Breast cancer patients who receive the drug Herceptin for nine weeks as part of their post-surgery chemotherapy regime may enjoy better health outcomes, according to new research led by UCL, compared to those who receive it for 12 months, the period currently recommended in the English NHS.
The researchers calculated that switching to the nine-week course of Herceptin could also save the NHS over £100 million a year. The study, a cost-effectiveness analysis of Herceptin, was published in the journal PLOS ONE.
Breast cancer is the most common cancer in women in several countries, including the UK and US. Around a quarter of women diagnosed with early-stage breast cancer have HER2-positive tumours, meaning that their tumours have an overactive human epidermal growth factor receptor 2 (HER2) gene and are more aggressive.
In these patients, adding Herceptin to the post-surgery chemotherapy regime has led to significant increases in survival rates and the amount of time before patients suffer a recurrence of the disease. However, Herceptin is expensive and can cause side effects, the most serious of which is potentially life-threatening heart problems.
The drug's manufacturer Roche recommends that women take the drug for a year after surgery, based on their trial information, and this is the current recommendation in the UK.
When the National Institute for Health and Care Excellence (NICE) approved the drug in 2006, the Evidence Review Group's report stated that it wished to see further evidence included on the effect of using the drug for shorter lengths of time.
In 2014, there were 46,085 new breast cancer cases in women and the researchers estimated that 5,678 of these patients were eligible for Herceptin. Switching these patients to the nine-week treatment would have saved the NHS £132 million at 2014 prices.
In addition, there was a gain of 4,773 quality-adjusted life-years, which are often measured in terms of the person's ability to carry out the activities of daily life, and freedom from pain and mental disturbance.
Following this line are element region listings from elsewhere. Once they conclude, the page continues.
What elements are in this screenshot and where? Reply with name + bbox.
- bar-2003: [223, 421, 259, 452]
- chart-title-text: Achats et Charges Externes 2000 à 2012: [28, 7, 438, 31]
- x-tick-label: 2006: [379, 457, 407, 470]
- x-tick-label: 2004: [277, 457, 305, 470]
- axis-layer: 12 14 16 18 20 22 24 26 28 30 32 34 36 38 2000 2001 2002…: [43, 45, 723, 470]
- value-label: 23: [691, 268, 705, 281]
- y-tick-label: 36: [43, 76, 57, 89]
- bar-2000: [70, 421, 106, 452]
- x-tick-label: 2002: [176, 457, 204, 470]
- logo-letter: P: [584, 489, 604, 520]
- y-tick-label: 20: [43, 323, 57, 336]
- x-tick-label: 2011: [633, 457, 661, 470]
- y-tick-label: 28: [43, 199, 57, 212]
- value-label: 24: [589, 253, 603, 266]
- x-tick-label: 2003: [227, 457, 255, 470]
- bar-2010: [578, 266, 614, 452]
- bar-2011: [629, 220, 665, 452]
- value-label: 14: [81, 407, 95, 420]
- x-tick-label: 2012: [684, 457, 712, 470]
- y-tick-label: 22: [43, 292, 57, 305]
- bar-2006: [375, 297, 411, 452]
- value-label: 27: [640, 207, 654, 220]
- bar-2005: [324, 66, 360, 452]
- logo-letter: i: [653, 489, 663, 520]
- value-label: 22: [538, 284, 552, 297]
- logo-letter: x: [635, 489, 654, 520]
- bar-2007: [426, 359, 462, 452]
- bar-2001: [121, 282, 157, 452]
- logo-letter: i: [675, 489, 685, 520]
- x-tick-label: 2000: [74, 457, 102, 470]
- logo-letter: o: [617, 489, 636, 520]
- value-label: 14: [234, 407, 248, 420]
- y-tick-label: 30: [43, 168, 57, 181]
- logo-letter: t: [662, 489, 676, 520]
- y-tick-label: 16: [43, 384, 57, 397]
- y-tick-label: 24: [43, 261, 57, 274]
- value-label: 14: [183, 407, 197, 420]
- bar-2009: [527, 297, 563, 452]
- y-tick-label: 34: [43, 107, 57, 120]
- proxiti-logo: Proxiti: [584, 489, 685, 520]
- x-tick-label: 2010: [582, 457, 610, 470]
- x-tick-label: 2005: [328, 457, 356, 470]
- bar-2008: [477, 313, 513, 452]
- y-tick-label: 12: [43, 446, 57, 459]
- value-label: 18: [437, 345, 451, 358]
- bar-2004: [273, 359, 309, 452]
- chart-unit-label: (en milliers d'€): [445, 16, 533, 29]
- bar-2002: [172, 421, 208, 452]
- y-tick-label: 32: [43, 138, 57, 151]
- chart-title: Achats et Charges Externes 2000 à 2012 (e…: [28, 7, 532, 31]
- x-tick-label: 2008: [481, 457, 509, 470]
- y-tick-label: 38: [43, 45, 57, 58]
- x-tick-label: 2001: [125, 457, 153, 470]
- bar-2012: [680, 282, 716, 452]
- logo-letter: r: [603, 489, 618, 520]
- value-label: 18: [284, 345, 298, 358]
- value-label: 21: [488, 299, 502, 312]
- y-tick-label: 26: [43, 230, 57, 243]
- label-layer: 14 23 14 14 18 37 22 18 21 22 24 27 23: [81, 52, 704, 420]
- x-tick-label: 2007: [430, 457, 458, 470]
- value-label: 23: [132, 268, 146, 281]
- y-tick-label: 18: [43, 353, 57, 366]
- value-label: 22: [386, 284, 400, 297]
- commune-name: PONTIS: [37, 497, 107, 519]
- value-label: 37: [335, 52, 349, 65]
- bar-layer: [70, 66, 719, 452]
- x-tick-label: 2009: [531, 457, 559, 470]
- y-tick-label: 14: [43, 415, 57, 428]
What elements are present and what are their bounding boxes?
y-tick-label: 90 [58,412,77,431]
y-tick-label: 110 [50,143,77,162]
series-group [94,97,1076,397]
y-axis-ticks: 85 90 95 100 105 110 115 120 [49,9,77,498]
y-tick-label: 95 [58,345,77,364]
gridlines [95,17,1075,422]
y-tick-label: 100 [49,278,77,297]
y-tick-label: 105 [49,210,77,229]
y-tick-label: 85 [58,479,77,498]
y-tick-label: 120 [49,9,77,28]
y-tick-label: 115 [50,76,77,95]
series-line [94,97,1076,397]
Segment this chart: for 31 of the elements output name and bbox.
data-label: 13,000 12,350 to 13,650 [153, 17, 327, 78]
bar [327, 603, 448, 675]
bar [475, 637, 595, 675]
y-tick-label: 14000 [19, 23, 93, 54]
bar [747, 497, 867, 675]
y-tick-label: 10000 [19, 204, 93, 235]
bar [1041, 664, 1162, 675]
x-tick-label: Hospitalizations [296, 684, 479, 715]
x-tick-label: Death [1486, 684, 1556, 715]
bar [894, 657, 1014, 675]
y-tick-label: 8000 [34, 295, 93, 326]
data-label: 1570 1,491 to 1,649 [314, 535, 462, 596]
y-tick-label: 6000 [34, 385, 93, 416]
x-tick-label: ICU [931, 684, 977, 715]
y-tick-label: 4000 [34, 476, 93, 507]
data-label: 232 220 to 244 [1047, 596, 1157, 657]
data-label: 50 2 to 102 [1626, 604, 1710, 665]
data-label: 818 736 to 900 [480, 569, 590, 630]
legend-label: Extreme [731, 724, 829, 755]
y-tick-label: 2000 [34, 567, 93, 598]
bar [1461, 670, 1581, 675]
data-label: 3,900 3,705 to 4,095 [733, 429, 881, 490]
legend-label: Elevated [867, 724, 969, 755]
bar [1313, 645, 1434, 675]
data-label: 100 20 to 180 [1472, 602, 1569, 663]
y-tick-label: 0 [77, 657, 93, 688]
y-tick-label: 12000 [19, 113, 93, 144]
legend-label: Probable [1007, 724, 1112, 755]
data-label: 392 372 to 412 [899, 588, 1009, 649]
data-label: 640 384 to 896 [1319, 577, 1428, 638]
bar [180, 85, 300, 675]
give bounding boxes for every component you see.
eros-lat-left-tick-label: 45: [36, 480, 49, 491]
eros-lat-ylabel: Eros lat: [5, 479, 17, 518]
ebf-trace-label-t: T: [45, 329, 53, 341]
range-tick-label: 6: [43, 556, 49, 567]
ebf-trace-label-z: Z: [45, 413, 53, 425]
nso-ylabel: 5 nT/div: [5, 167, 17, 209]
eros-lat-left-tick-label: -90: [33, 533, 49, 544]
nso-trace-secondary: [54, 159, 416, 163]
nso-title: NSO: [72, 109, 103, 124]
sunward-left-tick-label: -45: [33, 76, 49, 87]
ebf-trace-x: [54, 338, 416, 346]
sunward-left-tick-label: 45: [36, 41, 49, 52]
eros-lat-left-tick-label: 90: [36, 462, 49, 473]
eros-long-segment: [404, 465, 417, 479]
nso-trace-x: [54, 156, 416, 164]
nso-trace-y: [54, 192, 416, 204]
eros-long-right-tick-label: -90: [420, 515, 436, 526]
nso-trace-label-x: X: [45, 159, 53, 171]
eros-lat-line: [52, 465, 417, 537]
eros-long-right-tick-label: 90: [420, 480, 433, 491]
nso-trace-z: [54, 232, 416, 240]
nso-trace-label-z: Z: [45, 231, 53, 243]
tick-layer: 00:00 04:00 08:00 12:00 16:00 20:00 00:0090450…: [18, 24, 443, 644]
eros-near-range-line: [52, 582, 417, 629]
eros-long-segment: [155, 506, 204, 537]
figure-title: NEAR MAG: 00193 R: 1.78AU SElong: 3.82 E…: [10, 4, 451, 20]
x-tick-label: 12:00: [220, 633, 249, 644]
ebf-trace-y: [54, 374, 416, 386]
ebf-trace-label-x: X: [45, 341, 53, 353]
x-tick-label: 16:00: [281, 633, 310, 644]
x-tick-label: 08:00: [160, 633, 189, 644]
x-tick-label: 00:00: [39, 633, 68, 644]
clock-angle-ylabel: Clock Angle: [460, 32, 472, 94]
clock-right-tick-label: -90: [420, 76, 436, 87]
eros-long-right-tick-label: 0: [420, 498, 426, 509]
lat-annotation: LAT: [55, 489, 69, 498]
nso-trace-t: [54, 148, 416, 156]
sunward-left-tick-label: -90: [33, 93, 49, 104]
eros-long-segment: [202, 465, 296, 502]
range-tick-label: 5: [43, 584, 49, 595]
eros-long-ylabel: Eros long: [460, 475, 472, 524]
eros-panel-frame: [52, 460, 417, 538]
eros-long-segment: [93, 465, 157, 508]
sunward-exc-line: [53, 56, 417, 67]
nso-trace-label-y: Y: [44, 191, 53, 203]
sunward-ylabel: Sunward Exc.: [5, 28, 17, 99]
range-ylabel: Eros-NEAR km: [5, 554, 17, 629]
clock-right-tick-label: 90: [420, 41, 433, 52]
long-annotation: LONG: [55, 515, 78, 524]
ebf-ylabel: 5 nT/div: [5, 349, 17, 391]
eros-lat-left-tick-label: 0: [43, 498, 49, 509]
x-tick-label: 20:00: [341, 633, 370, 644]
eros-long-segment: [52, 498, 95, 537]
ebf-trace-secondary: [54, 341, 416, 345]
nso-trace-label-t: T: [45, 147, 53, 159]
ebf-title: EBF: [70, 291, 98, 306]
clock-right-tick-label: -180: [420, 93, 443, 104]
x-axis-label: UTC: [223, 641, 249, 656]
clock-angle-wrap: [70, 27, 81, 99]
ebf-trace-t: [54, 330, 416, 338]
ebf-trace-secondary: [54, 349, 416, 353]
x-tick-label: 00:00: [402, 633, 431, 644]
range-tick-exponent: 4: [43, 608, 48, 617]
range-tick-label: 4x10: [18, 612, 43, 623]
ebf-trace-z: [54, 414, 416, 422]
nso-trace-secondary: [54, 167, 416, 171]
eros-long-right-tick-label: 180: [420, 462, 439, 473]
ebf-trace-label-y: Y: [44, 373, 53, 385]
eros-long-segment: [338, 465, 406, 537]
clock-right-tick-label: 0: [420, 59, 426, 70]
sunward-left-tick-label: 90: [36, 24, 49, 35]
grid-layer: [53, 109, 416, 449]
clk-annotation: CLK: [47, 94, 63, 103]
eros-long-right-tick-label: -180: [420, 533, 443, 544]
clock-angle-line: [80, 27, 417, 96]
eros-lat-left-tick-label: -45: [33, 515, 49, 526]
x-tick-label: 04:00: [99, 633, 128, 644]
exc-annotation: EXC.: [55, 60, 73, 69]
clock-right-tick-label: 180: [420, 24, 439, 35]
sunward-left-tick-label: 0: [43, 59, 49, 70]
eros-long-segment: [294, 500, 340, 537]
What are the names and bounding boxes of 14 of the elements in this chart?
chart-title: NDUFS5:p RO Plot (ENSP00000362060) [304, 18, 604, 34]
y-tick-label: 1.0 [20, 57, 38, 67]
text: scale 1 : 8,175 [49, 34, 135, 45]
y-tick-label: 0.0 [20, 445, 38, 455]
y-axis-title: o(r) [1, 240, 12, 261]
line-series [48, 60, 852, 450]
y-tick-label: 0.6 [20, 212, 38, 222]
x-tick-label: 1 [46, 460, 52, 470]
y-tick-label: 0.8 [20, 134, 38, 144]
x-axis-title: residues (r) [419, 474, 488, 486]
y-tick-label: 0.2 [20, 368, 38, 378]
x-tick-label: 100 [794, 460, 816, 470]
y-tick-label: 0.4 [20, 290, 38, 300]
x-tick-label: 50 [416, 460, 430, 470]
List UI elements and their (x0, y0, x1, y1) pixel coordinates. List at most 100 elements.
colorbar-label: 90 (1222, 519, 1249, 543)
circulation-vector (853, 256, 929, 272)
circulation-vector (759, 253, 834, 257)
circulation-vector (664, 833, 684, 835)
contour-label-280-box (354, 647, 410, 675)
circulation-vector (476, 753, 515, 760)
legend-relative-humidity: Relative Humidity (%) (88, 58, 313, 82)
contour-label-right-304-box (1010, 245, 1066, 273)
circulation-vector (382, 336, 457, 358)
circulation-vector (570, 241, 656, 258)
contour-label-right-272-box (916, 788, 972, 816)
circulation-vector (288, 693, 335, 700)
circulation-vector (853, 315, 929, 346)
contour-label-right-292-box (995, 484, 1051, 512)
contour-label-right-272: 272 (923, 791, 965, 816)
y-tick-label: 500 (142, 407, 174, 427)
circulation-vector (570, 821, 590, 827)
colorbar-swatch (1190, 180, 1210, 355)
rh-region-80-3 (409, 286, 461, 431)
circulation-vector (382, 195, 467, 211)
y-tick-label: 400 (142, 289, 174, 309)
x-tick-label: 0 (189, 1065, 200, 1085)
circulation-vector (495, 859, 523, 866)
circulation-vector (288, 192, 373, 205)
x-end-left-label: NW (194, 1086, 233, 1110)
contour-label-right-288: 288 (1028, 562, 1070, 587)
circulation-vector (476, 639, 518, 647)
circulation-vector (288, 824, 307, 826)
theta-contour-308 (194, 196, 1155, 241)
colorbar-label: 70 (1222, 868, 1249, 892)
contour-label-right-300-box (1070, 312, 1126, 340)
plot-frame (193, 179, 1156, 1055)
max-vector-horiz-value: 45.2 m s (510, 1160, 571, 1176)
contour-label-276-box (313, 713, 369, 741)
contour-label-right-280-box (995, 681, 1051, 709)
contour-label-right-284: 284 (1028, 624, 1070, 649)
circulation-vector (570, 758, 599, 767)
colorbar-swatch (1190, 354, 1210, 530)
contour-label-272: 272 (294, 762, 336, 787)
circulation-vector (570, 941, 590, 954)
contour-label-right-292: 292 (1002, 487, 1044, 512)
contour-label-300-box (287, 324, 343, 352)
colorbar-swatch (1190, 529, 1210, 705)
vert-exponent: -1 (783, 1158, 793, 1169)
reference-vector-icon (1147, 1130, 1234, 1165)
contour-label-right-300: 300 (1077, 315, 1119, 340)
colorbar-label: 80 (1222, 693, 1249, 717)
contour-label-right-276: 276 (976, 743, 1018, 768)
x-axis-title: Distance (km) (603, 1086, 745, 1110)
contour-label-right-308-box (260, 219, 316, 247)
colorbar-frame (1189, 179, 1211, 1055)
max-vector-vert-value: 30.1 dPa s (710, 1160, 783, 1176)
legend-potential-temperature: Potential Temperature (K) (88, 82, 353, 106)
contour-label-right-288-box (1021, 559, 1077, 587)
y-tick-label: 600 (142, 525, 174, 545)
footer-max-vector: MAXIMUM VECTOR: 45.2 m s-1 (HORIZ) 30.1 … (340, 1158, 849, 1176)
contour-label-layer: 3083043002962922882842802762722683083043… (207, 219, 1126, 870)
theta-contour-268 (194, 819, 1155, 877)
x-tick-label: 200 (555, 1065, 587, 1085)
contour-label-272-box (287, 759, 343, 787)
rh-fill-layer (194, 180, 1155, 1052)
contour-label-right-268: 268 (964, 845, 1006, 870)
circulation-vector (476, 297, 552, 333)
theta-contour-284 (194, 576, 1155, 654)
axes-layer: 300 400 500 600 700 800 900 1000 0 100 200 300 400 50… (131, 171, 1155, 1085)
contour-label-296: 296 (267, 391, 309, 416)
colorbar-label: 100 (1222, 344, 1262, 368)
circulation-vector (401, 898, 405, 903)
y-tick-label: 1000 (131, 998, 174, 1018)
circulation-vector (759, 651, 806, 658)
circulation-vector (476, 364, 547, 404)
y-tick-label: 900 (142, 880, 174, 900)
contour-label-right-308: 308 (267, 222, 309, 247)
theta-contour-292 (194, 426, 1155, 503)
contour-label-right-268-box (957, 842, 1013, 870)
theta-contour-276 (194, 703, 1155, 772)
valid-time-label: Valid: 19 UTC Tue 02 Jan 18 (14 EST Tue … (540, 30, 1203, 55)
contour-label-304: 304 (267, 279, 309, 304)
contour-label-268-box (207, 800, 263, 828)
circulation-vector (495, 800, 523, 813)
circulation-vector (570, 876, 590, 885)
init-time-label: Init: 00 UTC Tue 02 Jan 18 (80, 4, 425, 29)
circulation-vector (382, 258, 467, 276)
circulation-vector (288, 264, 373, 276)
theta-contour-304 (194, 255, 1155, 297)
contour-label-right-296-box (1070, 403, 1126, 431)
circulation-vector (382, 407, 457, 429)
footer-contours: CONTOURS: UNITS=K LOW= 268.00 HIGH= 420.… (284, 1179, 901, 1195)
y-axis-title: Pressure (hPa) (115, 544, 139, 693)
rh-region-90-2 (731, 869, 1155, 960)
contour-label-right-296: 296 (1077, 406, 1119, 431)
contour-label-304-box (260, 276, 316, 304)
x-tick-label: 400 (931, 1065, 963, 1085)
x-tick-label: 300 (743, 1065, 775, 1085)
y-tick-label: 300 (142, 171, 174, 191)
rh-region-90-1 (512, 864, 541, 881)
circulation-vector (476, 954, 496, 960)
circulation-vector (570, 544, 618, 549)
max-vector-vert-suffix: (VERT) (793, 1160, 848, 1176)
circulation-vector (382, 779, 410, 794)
This study, which was carried out with City, University of London, analysed three options - giving Herceptin after surgery for 12 months, 9 weeks, or not at all.
The researchers considered eight studies carried out mainly in Europe and the US, and were able to perform an analysis that combined the results from two of these studies, which each followed patients for five years after they received Herceptin. These two studies covered 2,149 patients who received the drug for a year, 54 who received it for nine weeks and 1,131 who weren't given Herceptin.
The scientists looked at three outcomes in the five-year period - overall survival rates, the rates of secondary cancer and whether any patients died of a heart attack. The analysis involved extrapolating patients' disease status and quality of life for 50 years into the future, to see what the long-term effects were.
"This work provides additional evidence for Herceptin as a drug for breast cancer treatment. Where it differs from other work is that it shows the potential benefits of nine weeks of treatment instead of 12 months, in terms of both reduced costs and improved patient outcomes," said Dr Caroline Clarke (UCL Institute of Epidemiology and Health Care), who led the research.
"Overall, our results suggest that the 9-week option could be the best option for both patients and the NHS, as it is apparently just as effective as the 12-month duration, safer in terms of leading to fewer cardiac side effects, and cheaper."
The analysis had limitations including the fact that it was based on a model that incorporated two similar trials, rather than on a single trial directly comparing the three different options, so the results should be viewed with caution. Also, the trial used for the 9-week data had a relatively small number of patients in it and hence there is some uncertainty in the results.
Article: Multi-arm Cost-Effectiveness Analysis (CEA) comparing different durations of adjuvant trastuzumab in early breast cancer, from the English NHS payer perspective, Caroline S. Clarke , Rachael M. Hunter, Ian Shemilt, Victoria Serra-Sastre, PLOS ONE, doi: 10.1371/journal.pone.0172731, published 1 March 2017.